2. Analisis, judgment, pengorganisasian dan sintesa.
d. Menyarankan hipotesis
Hipotesis adalah hubungan variabel (bahan) yang dapat berupa konsep,
prinsip, kaidah, dalil, proposisi yang masih perlu diuji.
e. Pengujian konsekuensi (verifikasi hipotesis)
Verifikasi adalah upaya melakukan pengamatan lebih banyak untuk
membenarkan hipotesis atau mengingkarinya. Hasil pengujian yang
membenarkan dan memperkuat pengetahuan yang sudah ada disebut
verifikasi, sedangkan hasil pengujian yang menolak teori yangada
disebut falsfikasi.
f. Penarikan kesimpulan
Penarikan kesimpulan mengenai masalah dan pengujian dapat
menghasilkan beberapa kesimpulan:
 Masalah yang tidak ada maknanya untuk pengembangan
pengetahuan.
 Ada makna tetapi sulit dijawab.
 Dijawab dengan mengiyakan (verifikasi) atau mengingkari,
menolak (falsifikasi)
 Dijawab secara deskriptif.
 Dijawab dengan konsep baru.
2. Berpikir reflektif
Berpikir reflektif merupakan perpaduan dari berpikir filsafat, pragmatis
dan proses berpikir kreatif. Ketiga pola berpikir tersebut merupakan dasar
berpikir kita dalam mempelajari filsafat ilmu.

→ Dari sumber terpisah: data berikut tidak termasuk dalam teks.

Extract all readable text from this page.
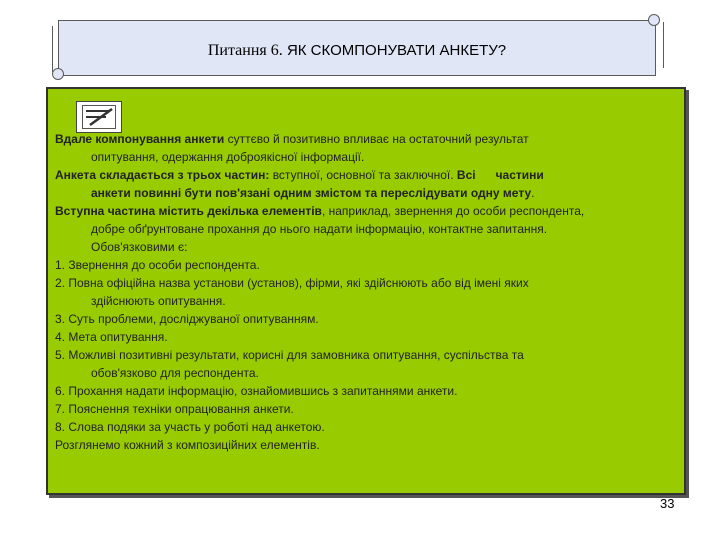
Питання 6. ЯК СКОМПОНУВАТИ АНКЕТУ?

Вдале компонування анкети суттєво й позитивно впливає на остаточний результат

опитування, одержання доброякісної інформації.

Анкета складається з трьох частин: вступної, основної та заключної. Всі      частини

анкети повинні бути пов'язані одним змістом та переслідувати одну мету.

Вступна частина містить декілька елементів, наприклад, звернення до особи респондента,

добре обґрунтоване прохання до нього надати інформацію, контактне запитання.

Обов'язковими є:

1. Звернення до особи респондента.

2. Повна офіційна назва установи (установ), фірми, які здійснюють або від імені яких

здійснюють опитування.

3. Суть проблеми, досліджуваної опитуванням.

4. Мета опитування.

5. Можливі позитивні результати, корисні для замовника опитування, суспільства та

обов'язково для респондента.

6. Прохання надати інформацію, ознайомившись з запитаннями анкети.

7. Пояснення техніки опрацювання анкети.

8. Слова подяки за участь у роботі над анкетою.

Розглянемо кожний з композиційних елементів.

33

3. Berpikir pragmatis dalam pemecahan masalah
Ada tiga pertanyaan yang harus dijawab dalam pemecahan masalah, yaitu
what, why dan how.
Metode Deduksi, Induksi dan Verifikasi
Bila pengetahuan diperolah dengan pengamatan fakta-fakta dilapangan,
maka proses penemuan pengetahuan tersebut dikenal dengan metode induksi. Dari
sebuah pengetahuan yang bersifat umum, tanpa melihat dari mana sumber dan
metode mendapatkannya kemudia diaplikasikan, diramalkan pada suatu kejadian
atau fakta yang spesifik, sempit, maka proses penalaran ini dikenal dengan
metode deduksi. Agar peramalan dari hasil proses deduksi benar, maka perlu
dukungan fakta empiris dilapangan. Dukungan fakta lapangan berfungsi sebagai
alat verifikasi untuk kebenaran penalaran deduksi.
Sumber Ilmu Pengetahuan
1. Deduktif adalah cara berpikir dalam menjelaskan suatu gejala alam
dengan menarik kesimpulan secara logis dari premis-premis yang telah
ditetapkan sebelumnya.
2. Induktif (probabilitik) kesimpulan dari sejumlah kasus yang mencoba
menyimpulkan menjadii umum, universal, sehingga yang terjadi kepastian
yang belum tentu mutlak.
3. Fungsional adalah penjelasan yang meletakan sebuah unsur dalam
kaitannya dengan sistem secara keseluruhan yang mempunyai
karakteristik atau arah perkembanganfungsi tertentu.
4. Genetik adalah penjelasan gejala yang muncul kemudian dengan
menggunakan faktor-faktor yang timbul sbelumnya.
Daftar Pustaka
Supriyanto, Stefanus. 2013. Filsafat Ilmu. Jakarta. Prestasi Pustaka Publisher.